The AI Paradox in Engineering
There’s a tension building inside nearly every engineering organization right now.
On one side, the pressure to adopt AI is intense. Teams are being told to move faster, automate more, and stay competitive in a landscape that’s changing almost monthly.
On the other side, there’s a quieter but far more existential concern:
What happens to your intellectual property when AI becomes deeply embedded in your workflow?
This is the AI paradox. And pretending it doesn’t exist is not a strategy. The strategies were discussed here when we considered burdens with this paradox.
The Illusion of Control
A common response from organizations is to push the responsibility to IT:
“Lock it down.”
“Approve the right tools.”
“Make sure nothing leaks.”
In theory, that sounds reasonable. In practice, it’s a losing battle.
AI adoption doesn’t happen top-down. It happens bottom-up. Engineers, operators, and analysts will use whatever tools help them move faster. If official systems are too restrictive or slow, they will default to consumer tools.
Tools like ChatGPT, personal copilots, or browser-based assistants become the path of least resistance.
This is where “Shadow AI” emerges. And it’s where the real risk lives.
Not in the tools you approve, but in the ones you don’t see.
Why Zero Trust Is the Only Viable Model
If you accept that AI usage will proliferate, the question shifts from prevention to control.
How do you enable AI without exposing your most sensitive data?
The answer increasingly points toward a Zero Trust architecture. Not as a buzzword, but as a practical operating model: trust no system, no agent, and no request without verification, especially when you consider alignment tax, which we’ve written about here
In our experience, this breaks down into four core principles.
1. Treat AI Like a New Coworker
The simplest mental model is also the most effective.
AI should be treated like a new hire.
You wouldn’t give a new employee unrestricted access to your entire data stack on day one. You’d scope their permissions based on role, context, and necessity.
The same should apply to AI systems.
This approach does two things:
It leverages existing access control frameworks instead of creating entirely new ones
It prevents IT teams from becoming bottlenecks trying to micromanage every interaction
AI doesn’t need everything. It needs the right things.
2. Separate What Must Never Leave
Not all data should be treated equally.
Some datasets are simply too sensitive to ever touch an external system. Core IP, proprietary designs, and critical process data fall into this category.
These need to remain fully isolated. Air-gapped if necessary.
Yes, this creates friction. But it’s intentional friction. The kind that prevents irreversible mistakes.
3. Own Your Keys, Own Your Risk
Encryption is often discussed, but rarely owned properly.
If your AI vendor controls the encryption keys, you don’t truly control your data. You’re outsourcing trust.
Bring Your Own Key (BYOK) flips that dynamic.
The organization retains control over encryption, which means:
You define access boundaries
You control revocation
You reduce dependency on vendor guarantees
It’s a subtle shift, but a critical one.
4. Infrastructure Sovereignty Isn’t Optional
At a certain level of scale or sensitivity, infrastructure decisions become strategic.
A private cloud environment ensures that your most critical systems operate within boundaries you control. It’s not about avoiding the public cloud entirely, but about being deliberate with what runs where.
Hybrid architectures are emerging as the default:
Private environments for sensitive data and orchestration
Public models for scalable intelligence, accessed in controlled ways
This balance is what makes AI both reliable and secure.
The Bigger Shift: From Tools to Systems
What’s happening beneath all of this is a shift in how engineering organizations think about systems.
It’s no longer enough to have:
A PLM system for product data
A set of collaboration tools for communication
A few AI tools layered on top
The future is an integrated system where:
Product data (the “Product Memory”) is structured, governed, and queryable
AI agents operate within clearly defined boundaries
Every interaction is traceable, auditable, and permissioned
Standards like Model Context Protocol (MCP) are early signals of this direction.

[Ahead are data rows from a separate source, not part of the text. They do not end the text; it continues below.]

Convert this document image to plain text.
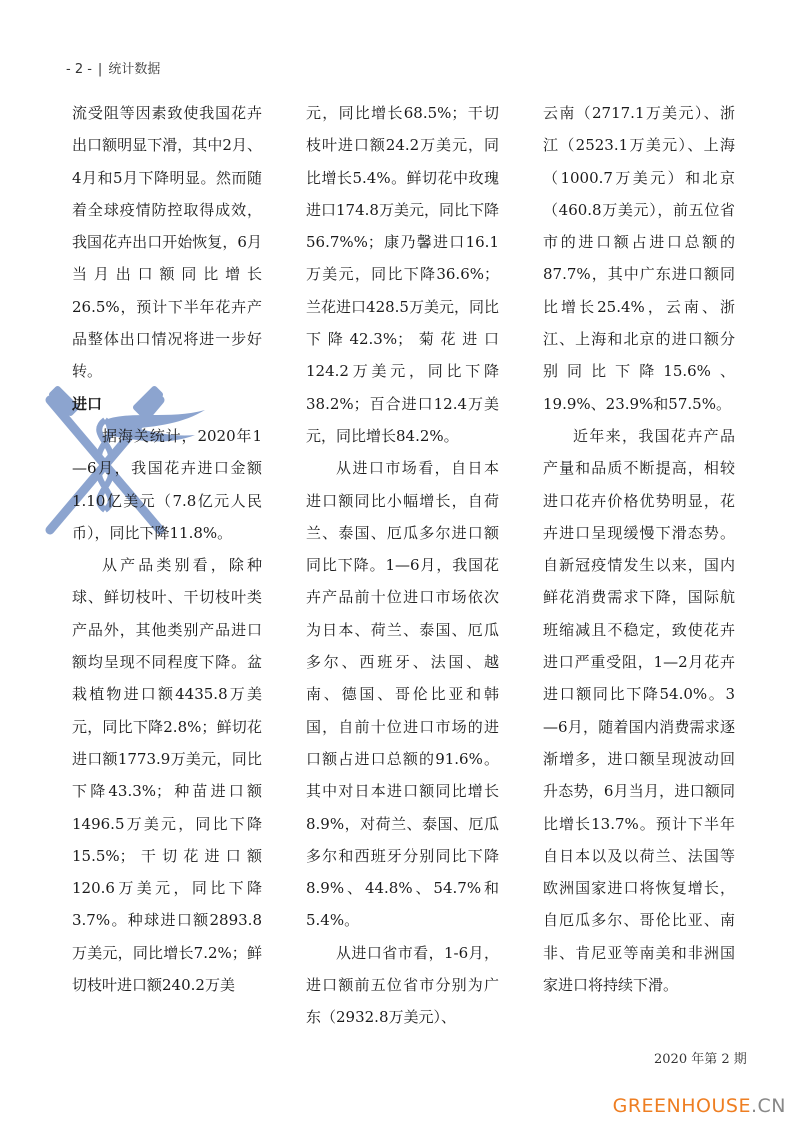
- 2 - | 统计数据

流受阻等因素致使我国花卉出口额明显下滑，其中2月、4月和5月下降明显。然而随着全球疫情防控取得成效，我国花卉出口开始恢复，6月当月出口额同比增长26.5%，预计下半年花卉产品整体出口情况将进一步好转。

进口

据海关统计，2020年1—6月，我国花卉进口金额1.10亿美元（7.8亿元人民币），同比下降11.8%。

从产品类别看，除种球、鲜切枝叶、干切枝叶类产品外，其他类别产品进口额均呈现不同程度下降。盆栽植物进口额4435.8万美元，同比下降2.8%；鲜切花进口额1773.9万美元，同比下降43.3%；种苗进口额1496.5万美元，同比下降15.5%；干切花进口额120.6万美元，同比下降3.7%。种球进口额2893.8万美元，同比增长7.2%；鲜切枝叶进口额240.2万美

元，同比增长68.5%；干切枝叶进口额24.2万美元，同比增长5.4%。鲜切花中玫瑰进口174.8万美元，同比下降56.7%%；康乃馨进口16.1万美元，同比下降36.6%；兰花进口428.5万美元，同比下降42.3%；菊花进口124.2万美元，同比下降38.2%；百合进口12.4万美元，同比增长84.2%。

从进口市场看，自日本进口额同比小幅增长，自荷兰、泰国、厄瓜多尔进口额同比下降。1—6月，我国花卉产品前十位进口市场依次为日本、荷兰、泰国、厄瓜多尔、西班牙、法国、越南、德国、哥伦比亚和韩国，自前十位进口市场的进口额占进口总额的91.6%。其中对日本进口额同比增长8.9%，对荷兰、泰国、厄瓜多尔和西班牙分别同比下降8.9%、44.8%、54.7%和5.4%。

从进口省市看，1-6月，进口额前五位省市分别为广东（2932.8万美元）、

云南（2717.1万美元）、浙江（2523.1万美元）、上海（1000.7万美元）和北京（460.8万美元），前五位省市的进口额占进口总额的87.7%，其中广东进口额同比增长25.4%，云南、浙江、上海和北京的进口额分别同比下降15.6%、19.9%、23.9%和57.5%。

近年来，我国花卉产品产量和品质不断提高，相较进口花卉价格优势明显，花卉进口呈现缓慢下滑态势。自新冠疫情发生以来，国内鲜花消费需求下降，国际航班缩减且不稳定，致使花卉进口严重受阻，1—2月花卉进口额同比下降54.0%。3—6月，随着国内消费需求逐渐增多，进口额呈现波动回升态势，6月当月，进口额同比增长13.7%。预计下半年自日本以及以荷兰、法国等欧洲国家进口将恢复增长，自厄瓜多尔、哥伦比亚、南非、肯尼亚等南美和非洲国家进口将持续下滑。

2020 年第 2 期
GREENHOUSE.CN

They aim to define how AI systems interact with enterprise data in a controlled, interoperable way.
The goal isn’t just smarter tools. It’s controlled intelligence, specifically when it comes to revenue acceleration, which we’ve talked about here
The Real Risk Isn’t AI. It’s Avoidance.
Here’s the uncomfortable truth.
If an organization delays building a secure AI strategy, its employees won’t wait. They will route around constraints. They will find faster tools. And they will unintentionally create risk in the process.
The absence of a strategy doesn’t reduce exposure. It amplifies it.

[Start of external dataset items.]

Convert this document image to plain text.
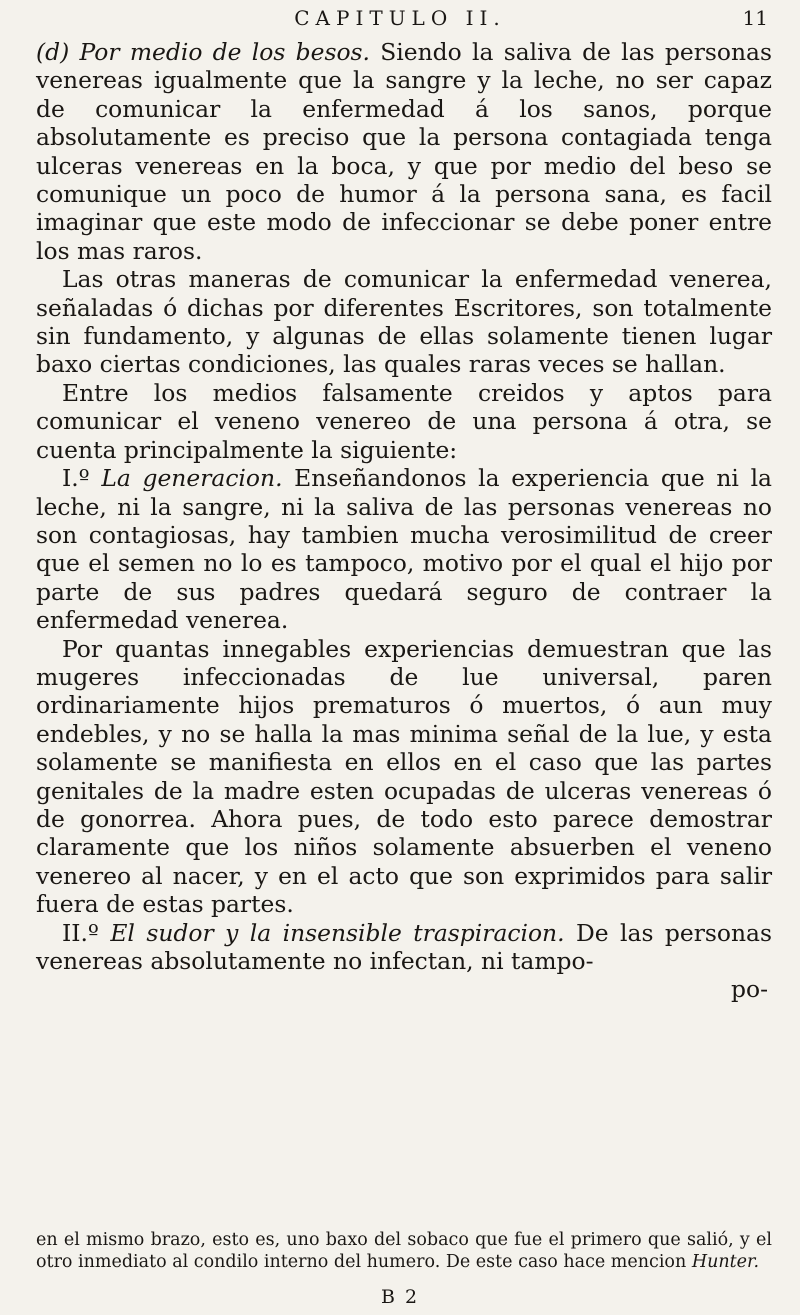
CAPITULO II.	11

(d) Por medio de los besos. Siendo la saliva de las personas venereas igualmente que la sangre y la leche, no ser capaz de comunicar la enfermedad á los sanos, porque absolutamente es preciso que la persona contagiada tenga ulceras venereas en la boca, y que por medio del beso se comunique un poco de humor á la persona sana, es facil imaginar que este modo de infeccionar se debe poner entre los mas raros.

Las otras maneras de comunicar la enfermedad venerea, señaladas ó dichas por diferentes Escritores, son totalmente sin fundamento, y algunas de ellas solamente tienen lugar baxo ciertas condiciones, las quales raras veces se hallan.

Entre los medios falsamente creidos y aptos para comunicar el veneno venereo de una persona á otra, se cuenta principalmente la siguiente:

I.º La generacion. Enseñandonos la experiencia que ni la leche, ni la sangre, ni la saliva de las personas venereas no son contagiosas, hay tambien mucha verosimilitud de creer que el semen no lo es tampoco, motivo por el qual el hijo por parte de sus padres quedará seguro de contraer la enfermedad venerea.

Por quantas innegables experiencias demuestran que las mugeres infeccionadas de lue universal, paren ordinariamente hijos prematuros ó muertos, ó aun muy endebles, y no se halla la mas minima señal de la lue, y esta solamente se manifiesta en ellos en el caso que las partes genitales de la madre esten ocupadas de ulceras venereas ó de gonorrea. Ahora pues, de todo esto parece demostrar claramente que los niños solamente absuerben el veneno venereo al nacer, y en el acto que son exprimidos para salir fuera de estas partes.

II.º El sudor y la insensible traspiracion. De las personas venereas absolutamente no infectan, ni tampo-

po-

en el mismo brazo, esto es, uno baxo del sobaco que fue el primero que salió, y el otro inmediato al condilo interno del humero. De este caso hace mencion Hunter.

B 2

So the decision isn’t whether to adopt AI.
It’s whether you do it deliberately, or let it happen chaotically.
The Bottom Line
AI can absolutely transform engineering workflows. But without the right architecture, it can just as easily compromise the very assets that make those workflows valuable.
Speed matters. But sovereignty matters more.
The organizations that win won’t be the ones that adopt AI the fastest.
They’ll be the ones that adopt it with control.